Ayaklarıma resmen kara sular indi! Nikah masamıza oturmuş, benim aksime saatlerdir hiç durmadan, yorulmadan aynı enerjiyle abilerimle karşılıklı oynayan sevgili eşime bakıyordum.
Bu düğün ne zaman bitecek? Gerçekten sıkıldım.
Yanımda hissettiğim hareketlilikle kafamı çevirdim. Nil gelmişti. Onu koltuk altlarından tutarak, zorlansam da kaldırıp kucağıma oturttum.
"Eğleniyor musun bir tanem?" Sorumla gülümseyerek kafasını onaylar manada salladı.
Kafasını göğsüme yasladığında, saçlarını okşadım. "Ama yoruldum." Ben de kızım. Bir süre Nil ile birlikte aynı adamı gülümseyerek uzun uzun izledik. Kafasını kaldırıp bana baktığında, "Artık sen, ben ve babam birlikte yaşayacağız değil mi?" Diye sordu.
Bunca yıl, elimden geldiğince Nil'in istediği her şeyi yapmaya çalıştım. Onu mutlu etmek için. Halbuki onun ihtiyacı olan, onu çok daha mutlu bir çocuk edecek tek şey sağlık ve mutlu bir aile ortamı.

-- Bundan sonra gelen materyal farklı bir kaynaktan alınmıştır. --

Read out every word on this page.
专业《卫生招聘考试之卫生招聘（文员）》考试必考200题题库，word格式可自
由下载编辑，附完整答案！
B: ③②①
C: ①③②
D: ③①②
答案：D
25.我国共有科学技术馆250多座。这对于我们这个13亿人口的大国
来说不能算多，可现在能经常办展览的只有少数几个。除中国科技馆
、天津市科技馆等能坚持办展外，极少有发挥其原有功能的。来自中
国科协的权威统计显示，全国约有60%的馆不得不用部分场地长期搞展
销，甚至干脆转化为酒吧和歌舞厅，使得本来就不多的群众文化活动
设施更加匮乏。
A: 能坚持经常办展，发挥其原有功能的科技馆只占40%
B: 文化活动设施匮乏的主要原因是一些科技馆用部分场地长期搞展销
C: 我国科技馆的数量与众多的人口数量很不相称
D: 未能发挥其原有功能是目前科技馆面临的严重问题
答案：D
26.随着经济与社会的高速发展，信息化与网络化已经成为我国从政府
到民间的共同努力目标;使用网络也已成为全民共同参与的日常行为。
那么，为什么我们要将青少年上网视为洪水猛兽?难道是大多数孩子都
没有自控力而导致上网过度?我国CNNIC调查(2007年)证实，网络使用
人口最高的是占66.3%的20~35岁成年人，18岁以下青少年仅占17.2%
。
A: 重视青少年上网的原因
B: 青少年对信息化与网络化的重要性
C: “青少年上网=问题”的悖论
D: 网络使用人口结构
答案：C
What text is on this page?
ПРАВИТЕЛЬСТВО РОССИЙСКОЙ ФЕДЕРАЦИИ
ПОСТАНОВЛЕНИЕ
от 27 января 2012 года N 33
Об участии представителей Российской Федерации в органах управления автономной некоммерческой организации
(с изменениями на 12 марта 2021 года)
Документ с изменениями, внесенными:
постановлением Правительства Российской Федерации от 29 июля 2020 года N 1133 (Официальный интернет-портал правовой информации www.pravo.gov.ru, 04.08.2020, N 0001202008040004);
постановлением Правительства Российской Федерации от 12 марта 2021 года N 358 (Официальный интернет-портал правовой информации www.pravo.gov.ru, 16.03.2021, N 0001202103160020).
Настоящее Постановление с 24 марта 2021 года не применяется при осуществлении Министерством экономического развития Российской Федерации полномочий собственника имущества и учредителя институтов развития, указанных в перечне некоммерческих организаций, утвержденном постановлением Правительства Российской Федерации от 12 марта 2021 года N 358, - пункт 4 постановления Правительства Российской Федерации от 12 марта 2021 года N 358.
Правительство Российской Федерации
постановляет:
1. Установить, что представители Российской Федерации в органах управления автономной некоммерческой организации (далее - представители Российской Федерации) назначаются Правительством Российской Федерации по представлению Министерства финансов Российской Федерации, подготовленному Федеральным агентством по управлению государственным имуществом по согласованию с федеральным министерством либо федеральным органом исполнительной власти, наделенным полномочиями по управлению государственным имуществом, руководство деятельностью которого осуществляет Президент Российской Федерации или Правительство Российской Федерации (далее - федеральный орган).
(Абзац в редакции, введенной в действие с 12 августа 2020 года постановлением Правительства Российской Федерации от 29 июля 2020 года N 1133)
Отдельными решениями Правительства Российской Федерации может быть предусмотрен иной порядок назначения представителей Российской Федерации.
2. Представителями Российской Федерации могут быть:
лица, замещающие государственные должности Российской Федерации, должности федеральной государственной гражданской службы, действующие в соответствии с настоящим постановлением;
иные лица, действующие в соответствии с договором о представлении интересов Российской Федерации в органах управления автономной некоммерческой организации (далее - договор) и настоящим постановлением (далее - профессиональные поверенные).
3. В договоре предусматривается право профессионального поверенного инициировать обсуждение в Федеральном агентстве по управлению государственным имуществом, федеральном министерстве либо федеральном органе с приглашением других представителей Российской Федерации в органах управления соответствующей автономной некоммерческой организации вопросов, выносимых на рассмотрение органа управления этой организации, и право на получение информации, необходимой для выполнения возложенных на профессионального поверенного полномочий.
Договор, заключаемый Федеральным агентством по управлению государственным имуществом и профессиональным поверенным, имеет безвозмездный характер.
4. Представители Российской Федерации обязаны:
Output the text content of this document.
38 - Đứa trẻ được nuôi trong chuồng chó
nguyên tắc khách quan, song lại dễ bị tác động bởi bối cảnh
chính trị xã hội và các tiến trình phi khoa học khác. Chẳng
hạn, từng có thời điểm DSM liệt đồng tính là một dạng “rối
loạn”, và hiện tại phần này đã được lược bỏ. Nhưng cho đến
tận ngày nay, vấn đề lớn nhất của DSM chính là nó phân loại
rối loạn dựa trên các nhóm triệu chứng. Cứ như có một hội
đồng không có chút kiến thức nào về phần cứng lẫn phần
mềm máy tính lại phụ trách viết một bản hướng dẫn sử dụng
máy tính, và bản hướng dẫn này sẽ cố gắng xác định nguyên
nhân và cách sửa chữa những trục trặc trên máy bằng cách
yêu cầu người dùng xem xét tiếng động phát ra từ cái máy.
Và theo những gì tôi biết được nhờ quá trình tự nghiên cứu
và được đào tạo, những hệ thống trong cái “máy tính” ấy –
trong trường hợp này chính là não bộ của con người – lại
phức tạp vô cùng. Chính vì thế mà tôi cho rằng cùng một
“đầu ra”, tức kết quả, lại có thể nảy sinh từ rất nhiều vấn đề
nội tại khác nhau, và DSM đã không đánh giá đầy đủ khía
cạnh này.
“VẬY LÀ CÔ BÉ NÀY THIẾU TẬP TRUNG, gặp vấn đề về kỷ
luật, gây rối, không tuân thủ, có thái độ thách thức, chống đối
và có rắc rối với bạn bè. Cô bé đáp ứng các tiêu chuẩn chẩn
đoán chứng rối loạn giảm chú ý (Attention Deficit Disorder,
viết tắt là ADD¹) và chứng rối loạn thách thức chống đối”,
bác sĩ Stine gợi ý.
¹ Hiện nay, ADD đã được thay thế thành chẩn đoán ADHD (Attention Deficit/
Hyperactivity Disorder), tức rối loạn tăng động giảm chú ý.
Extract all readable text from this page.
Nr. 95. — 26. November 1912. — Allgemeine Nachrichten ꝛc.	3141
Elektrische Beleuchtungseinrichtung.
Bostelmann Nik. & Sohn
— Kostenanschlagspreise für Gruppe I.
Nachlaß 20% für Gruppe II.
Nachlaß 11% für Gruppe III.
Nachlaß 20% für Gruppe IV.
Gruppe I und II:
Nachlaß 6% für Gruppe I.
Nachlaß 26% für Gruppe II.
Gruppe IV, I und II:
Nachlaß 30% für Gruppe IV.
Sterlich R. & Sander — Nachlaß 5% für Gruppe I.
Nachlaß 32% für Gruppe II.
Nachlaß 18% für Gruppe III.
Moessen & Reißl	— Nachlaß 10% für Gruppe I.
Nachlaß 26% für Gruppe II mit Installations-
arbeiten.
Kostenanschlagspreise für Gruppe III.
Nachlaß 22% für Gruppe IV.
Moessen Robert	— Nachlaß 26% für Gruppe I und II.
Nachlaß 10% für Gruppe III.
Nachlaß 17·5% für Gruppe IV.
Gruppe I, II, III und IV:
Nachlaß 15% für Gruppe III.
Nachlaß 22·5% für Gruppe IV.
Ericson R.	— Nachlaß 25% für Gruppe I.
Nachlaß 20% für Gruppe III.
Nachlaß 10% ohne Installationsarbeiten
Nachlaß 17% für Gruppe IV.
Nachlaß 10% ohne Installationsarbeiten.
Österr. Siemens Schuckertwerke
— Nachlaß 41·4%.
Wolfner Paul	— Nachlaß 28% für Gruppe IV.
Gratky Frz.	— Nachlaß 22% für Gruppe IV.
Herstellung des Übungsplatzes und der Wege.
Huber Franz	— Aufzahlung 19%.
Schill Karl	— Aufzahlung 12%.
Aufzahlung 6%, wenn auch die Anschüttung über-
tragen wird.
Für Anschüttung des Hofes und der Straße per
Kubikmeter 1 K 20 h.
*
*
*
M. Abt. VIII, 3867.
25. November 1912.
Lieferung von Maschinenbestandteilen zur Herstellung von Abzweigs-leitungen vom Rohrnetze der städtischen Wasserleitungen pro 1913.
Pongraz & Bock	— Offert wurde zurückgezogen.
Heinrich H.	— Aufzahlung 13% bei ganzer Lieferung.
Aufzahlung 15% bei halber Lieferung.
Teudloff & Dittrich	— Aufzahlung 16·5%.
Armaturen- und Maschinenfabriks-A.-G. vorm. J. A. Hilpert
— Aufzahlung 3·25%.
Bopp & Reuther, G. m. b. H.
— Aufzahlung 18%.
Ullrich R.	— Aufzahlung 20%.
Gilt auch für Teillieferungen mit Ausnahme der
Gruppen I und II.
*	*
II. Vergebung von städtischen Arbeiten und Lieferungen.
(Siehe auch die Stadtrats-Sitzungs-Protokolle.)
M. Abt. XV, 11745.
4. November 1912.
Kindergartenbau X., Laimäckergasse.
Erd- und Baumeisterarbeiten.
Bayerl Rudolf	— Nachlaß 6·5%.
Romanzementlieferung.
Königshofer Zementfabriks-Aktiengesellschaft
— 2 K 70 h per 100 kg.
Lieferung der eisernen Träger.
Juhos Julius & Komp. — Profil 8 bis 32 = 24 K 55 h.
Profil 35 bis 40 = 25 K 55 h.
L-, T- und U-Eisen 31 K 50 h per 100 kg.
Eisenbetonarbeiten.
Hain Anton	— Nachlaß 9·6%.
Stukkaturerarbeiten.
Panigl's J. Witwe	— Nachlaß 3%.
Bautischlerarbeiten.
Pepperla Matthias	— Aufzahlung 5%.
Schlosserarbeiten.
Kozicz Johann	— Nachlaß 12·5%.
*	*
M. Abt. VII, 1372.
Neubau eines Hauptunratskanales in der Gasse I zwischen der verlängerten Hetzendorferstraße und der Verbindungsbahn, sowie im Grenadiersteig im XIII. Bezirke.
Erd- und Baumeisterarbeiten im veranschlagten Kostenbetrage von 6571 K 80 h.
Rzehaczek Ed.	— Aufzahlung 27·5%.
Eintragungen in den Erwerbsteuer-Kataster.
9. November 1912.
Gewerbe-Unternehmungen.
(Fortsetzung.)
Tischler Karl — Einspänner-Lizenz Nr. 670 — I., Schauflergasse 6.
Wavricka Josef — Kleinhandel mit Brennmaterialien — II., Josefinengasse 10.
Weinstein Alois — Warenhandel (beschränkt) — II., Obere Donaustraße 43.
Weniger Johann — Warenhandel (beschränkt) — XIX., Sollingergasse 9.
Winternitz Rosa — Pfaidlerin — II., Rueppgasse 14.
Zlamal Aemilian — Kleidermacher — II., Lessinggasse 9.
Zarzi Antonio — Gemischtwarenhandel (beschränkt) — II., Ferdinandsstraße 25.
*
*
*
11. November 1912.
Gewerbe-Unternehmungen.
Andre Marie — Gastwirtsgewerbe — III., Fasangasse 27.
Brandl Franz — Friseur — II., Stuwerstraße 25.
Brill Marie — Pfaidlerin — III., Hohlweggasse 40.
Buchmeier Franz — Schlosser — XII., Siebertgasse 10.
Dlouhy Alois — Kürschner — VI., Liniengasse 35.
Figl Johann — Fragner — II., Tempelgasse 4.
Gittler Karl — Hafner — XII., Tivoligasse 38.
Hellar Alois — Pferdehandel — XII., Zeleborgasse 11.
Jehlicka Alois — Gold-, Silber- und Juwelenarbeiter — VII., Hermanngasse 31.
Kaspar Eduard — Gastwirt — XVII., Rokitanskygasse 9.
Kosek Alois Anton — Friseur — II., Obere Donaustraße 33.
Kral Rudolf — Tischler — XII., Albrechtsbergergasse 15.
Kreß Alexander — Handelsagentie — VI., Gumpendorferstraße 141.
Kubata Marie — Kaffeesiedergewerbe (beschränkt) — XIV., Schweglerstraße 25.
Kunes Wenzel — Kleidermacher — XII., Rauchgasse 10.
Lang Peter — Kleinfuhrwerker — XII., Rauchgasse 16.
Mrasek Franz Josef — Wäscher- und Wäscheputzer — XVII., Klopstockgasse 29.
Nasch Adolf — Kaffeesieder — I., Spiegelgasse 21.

Kafamı salladım. "Evet bebeğim. Sen, ben ve baban..." Derken... Karan da yanımıza gelip oturmuştu.
"Prensesim..." Dedi, Nil'e doğru. Ellerini uzatıp Nil'i kucağımdan alarak kendi dizine oturttu. "Mutlu musun, babacığım?" Sorusuyla Nil kafasını salladı. Karan, Nil'in kulağına eğilip, "Seninle konuştuklarımızı hatırlıyorsun değil mi?" Diye sorduğunda, Nil tekrar kafasını salladı.
Ne konuşmuşlardı acaba? Baba-kız arasına girmek istemediğimden sormadım.
Nil, Karan'ın kucağından inip, Cihangir'in yanına doğru koştu.
"Aklımda güzel bir balayı planı vardı lakin şu sıralar işlerinin yoğun olduğunu bildiğimden bu planı erteledim." Dedi. İyi bari... en azından bunu düşünebilmiş. Aksi halde bana sormadan böyle bir planı yapmış olsaydı maalesef planı iptal ederdim. Karan, bana biraz daha yaklaşıp, dudaklarını kulak mememe sürterek konuştu. "Gece için heyecanlı mısın?" Pislik!
Kafamı ağır ağır salladım. Yüzümü sakince ona çevirip, dudaklarına bakarak fısıldadım. "Sana yapacaklarımı düşündükce kalbim heyecanla çarpıyor." Gözleri bir ton koyulaştığında, sertçe yutkunmuştu.
"Bana ne yapmayı düşünüyorsun, karıcım?" Yüzüme biraz daha yaklaştı. "Akın'dan kelepçe almamı ister misin?"
Alt dudağımı ısırıp, elimi göğsünden aşağı doğru sürterek kemerine getirdim. "Bu işimi görür, kocacım..." Sesimizin kısık tonda olması ortamı erotik bir havaya sokarken, bu çekime kapılmamaya çalıştım.
Tabii Karan benim kadar iradeli değildi maalesef. Ben daha ne olduğunu anlamadan bir hışımla ayağa kalktı. Piste doğru ilerleyip, Pelin'in elinde olan mikrofonu kaptı.
ŞİMDİ OKUDUĞUN
Gönül Işığı
Teen FictionBaşarılı bir iş insanı Melin Eldem. 8 yaşında ailesini kaybedip, başka bir aile ile büyüdü. 20 yıl sonra gerçek ailesi karşısına çıkarsa ne olur? -Abilerim kitabı. -Aşk var. -İlerleyen zamanlarda abilerin ilişkileri olacak. -+18 -İlk başlarda aileye...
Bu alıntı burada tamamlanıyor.